Bangku-bangku perkuliahan seringkali terlihat suram, banyak mahasiswa yang senewen. Seakan mereka membiarkan kabut kelam terus bergulir. Waktu bahkan sama sekali tidak mampu menyadarkan para pemuda tentang budayanya, musyawarah dan mufakat seperti dikhianati, padahal Demokrasi, mahasiswa seperti terjebak ke dalam partikularitas semu. Tidak peduli seberapa besar konstribusi mahasiswa, di Universitas Lampung, pendukung idealitas selalu buta, kurangnya literasi menjadi sebab kefanatikan mahasiswa. Fanatisme telah melahirkan pergerakan mahasiswa yang ultra-ketololan.

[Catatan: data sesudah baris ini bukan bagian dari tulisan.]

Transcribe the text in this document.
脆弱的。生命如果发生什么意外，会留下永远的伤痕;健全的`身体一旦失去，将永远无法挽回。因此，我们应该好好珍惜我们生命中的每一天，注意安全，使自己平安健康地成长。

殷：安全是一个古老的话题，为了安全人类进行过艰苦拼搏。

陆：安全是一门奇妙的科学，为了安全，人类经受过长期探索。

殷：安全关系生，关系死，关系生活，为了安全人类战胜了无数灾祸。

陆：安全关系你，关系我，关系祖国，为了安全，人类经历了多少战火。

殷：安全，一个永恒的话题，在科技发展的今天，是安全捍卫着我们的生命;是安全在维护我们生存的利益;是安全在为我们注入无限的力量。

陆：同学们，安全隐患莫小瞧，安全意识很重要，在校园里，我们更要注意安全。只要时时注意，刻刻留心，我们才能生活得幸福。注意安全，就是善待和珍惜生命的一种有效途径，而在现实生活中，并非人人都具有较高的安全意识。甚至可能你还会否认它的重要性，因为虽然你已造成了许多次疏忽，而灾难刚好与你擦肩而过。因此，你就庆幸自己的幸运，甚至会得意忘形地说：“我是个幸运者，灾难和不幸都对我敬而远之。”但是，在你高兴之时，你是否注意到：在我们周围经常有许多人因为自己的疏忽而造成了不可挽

Bahkan Creativity international yang dicanangkan dunia internasional di australia pada tahun 1998, dimana indikator pemuda millenium ke-3 adalah penguasaan teknologi, dan ide inovatif masih belum cukup memberi pemahaman kognitif. Muara pergerakan seakan terjebak keruang-ruang populis. Tuntutan dan aksi diagung-agungkan, tetapi landasan dan dasar dikerdilkan, sehingga merusak hubungan baik antara pihak akademisi (Rektorat) dan Mahasiswa.

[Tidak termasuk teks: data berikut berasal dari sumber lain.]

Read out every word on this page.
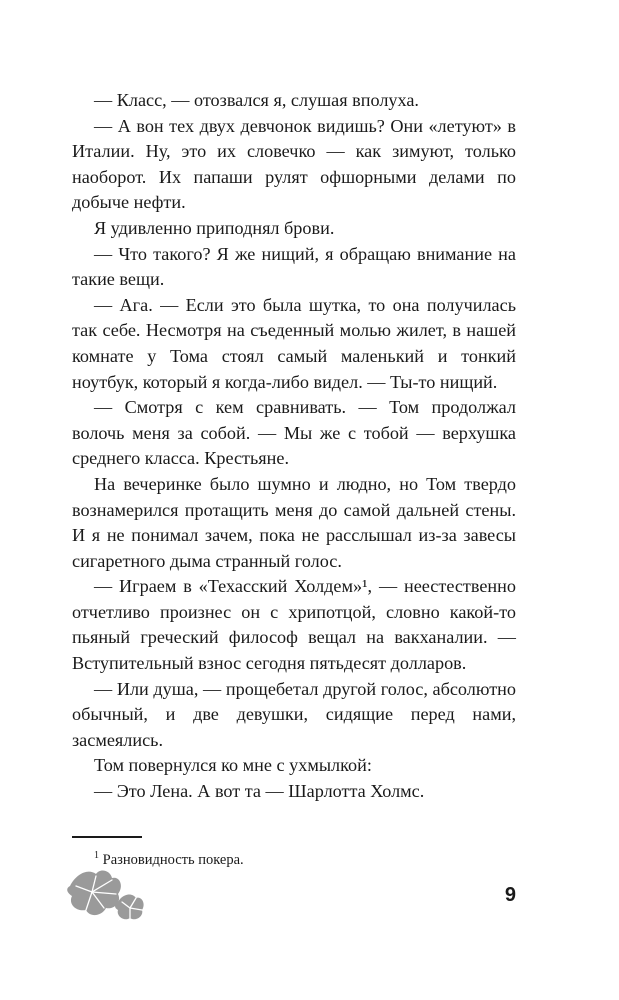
— Класс, — отозвался я, слушая вполуха.

— А вон тех двух девчонок видишь? Они «летуют» в Италии. Ну, это их словечко — как зимуют, только наоборот. Их папаши рулят офшорными делами по добыче нефти.

Я удивленно приподнял брови.

— Что такого? Я же нищий, я обращаю внимание на такие вещи.

— Ага. — Если это была шутка, то она получилась так себе. Несмотря на съеденный молью жилет, в нашей комнате у Тома стоял самый маленький и тонкий ноутбук, который я когда-либо видел. — Ты-то нищий.

— Смотря с кем сравнивать. — Том продолжал волочь меня за собой. — Мы же с тобой — верхушка среднего класса. Крестьяне.

На вечеринке было шумно и людно, но Том твердо вознамерился протащить меня до самой дальней стены. И я не понимал зачем, пока не расслышал из-за завесы сигаретного дыма странный голос.

— Играем в «Техасский Холдем»¹, — неестественно отчетливо произнес он с хрипотцой, словно какой-то пьяный греческий философ вещал на вакханалии. — Вступительный взнос сегодня пятьдесят долларов.

— Или душа, — прощебетал другой голос, абсолютно обычный, и две девушки, сидящие перед нами, засмеялись.

Том повернулся ко мне с ухмылкой:

— Это Лена. А вот та — Шарлотта Холмс.

$^1$ Разновидность покера.
9
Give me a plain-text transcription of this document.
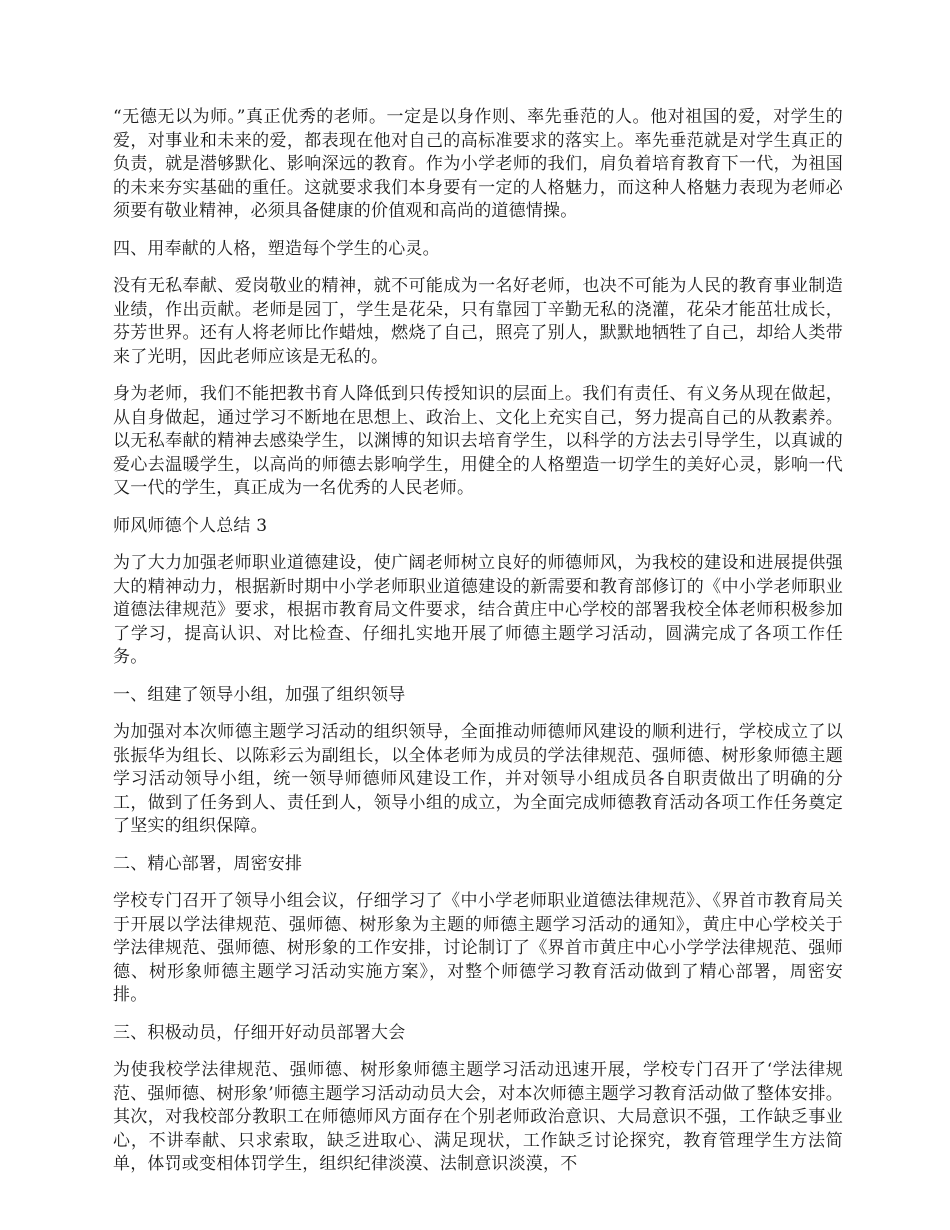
“无德无以为师。”真正优秀的老师。一定是以身作则、率先垂范的人。他对祖国的爱，对学生的爱，对事业和未来的爱，都表现在他对自己的高标准要求的落实上。率先垂范就是对学生真正的负责，就是潜够默化、影响深远的教育。作为小学老师的我们，肩负着培育教育下一代，为祖国的未来夯实基础的重任。这就要求我们本身要有一定的人格魅力，而这种人格魅力表现为老师必须要有敬业精神，必须具备健康的价值观和高尚的道德情操。

四、用奉献的人格，塑造每个学生的心灵。

没有无私奉献、爱岗敬业的精神，就不可能成为一名好老师，也决不可能为人民的教育事业制造业绩，作出贡献。老师是园丁，学生是花朵，只有靠园丁辛勤无私的浇灌，花朵才能茁壮成长，芬芳世界。还有人将老师比作蜡烛，燃烧了自己，照亮了别人，默默地牺牲了自己，却给人类带来了光明，因此老师应该是无私的。

身为老师，我们不能把教书育人降低到只传授知识的层面上。我们有责任、有义务从现在做起，从自身做起，通过学习不断地在思想上、政治上、文化上充实自己，努力提高自己的从教素养。以无私奉献的精神去感染学生，以渊博的知识去培育学生，以科学的方法去引导学生，以真诚的爱心去温暖学生，以高尚的师德去影响学生，用健全的人格塑造一切学生的美好心灵，影响一代又一代的学生，真正成为一名优秀的人民老师。

师风师德个人总结 3

为了大力加强老师职业道德建设，使广阔老师树立良好的师德师风，为我校的建设和进展提供强大的精神动力，根据新时期中小学老师职业道德建设的新需要和教育部修订的《中小学老师职业道德法律规范》要求，根据市教育局文件要求，结合黄庄中心学校的部署我校全体老师积极参加了学习，提高认识、对比检查、仔细扎实地开展了师德主题学习活动，圆满完成了各项工作任务。

一、组建了领导小组，加强了组织领导

为加强对本次师德主题学习活动的组织领导，全面推动师德师风建设的顺利进行，学校成立了以张振华为组长、以陈彩云为副组长，以全体老师为成员的学法律规范、强师德、树形象师德主题学习活动领导小组，统一领导师德师风建设工作，并对领导小组成员各自职责做出了明确的分工，做到了任务到人、责任到人，领导小组的成立，为全面完成师德教育活动各项工作任务奠定了坚实的组织保障。

二、精心部署，周密安排

学校专门召开了领导小组会议，仔细学习了《中小学老师职业道德法律规范》、《界首市教育局关于开展以学法律规范、强师德、树形象为主题的师德主题学习活动的通知》，黄庄中心学校关于学法律规范、强师德、树形象的工作安排，讨论制订了《界首市黄庄中心小学学法律规范、强师德、树形象师德主题学习活动实施方案》，对整个师德学习教育活动做到了精心部署，周密安排。

三、积极动员，仔细开好动员部署大会

为使我校学法律规范、强师德、树形象师德主题学习活动迅速开展，学校专门召开了‘学法律规范、强师德、树形象’师德主题学习活动动员大会，对本次师德主题学习教育活动做了整体安排。其次，对我校部分教职工在师德师风方面存在个别老师政治意识、大局意识不强，工作缺乏事业心，不讲奉献、只求索取，缺乏进取心、满足现状，工作缺乏讨论探究，教育管理学生方法简单，体罚或变相体罚学生，组织纪律淡漠、法制意识淡漠，不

2 Oktober 2018, pada hari selasa, bila tembok-tembok Rektorat mampu berbicara, biarlah ia menjadi saksi kefanatikan mahasiswa yang berafiliasi pada Gerakan 5000 Mahasiswa Unila Berdaulat. Dibawah terik panas matahari, Ribuan masa turun ke jalan, melontarkan sumpah serapah lantaran sikap penguasa yang dianggap tak bisa dikunyah ego, tak mampu mendongkrak selilit. Memperjuangkan tuntutan pada tataran draft rancangan peraturan rektorat tahun 2018 agar segera dibatalkan. Keluhan-keluhan yang didasarkan pada rancangan Peraturan Rektorat pada saat itu belum sepenuhnya diterima wakil rektor 3. Tetapi gejala yang diwacanakan dalam tuntutan telah menciptakan dimensi yang melampaui kenyataan, sangat hiperrealis.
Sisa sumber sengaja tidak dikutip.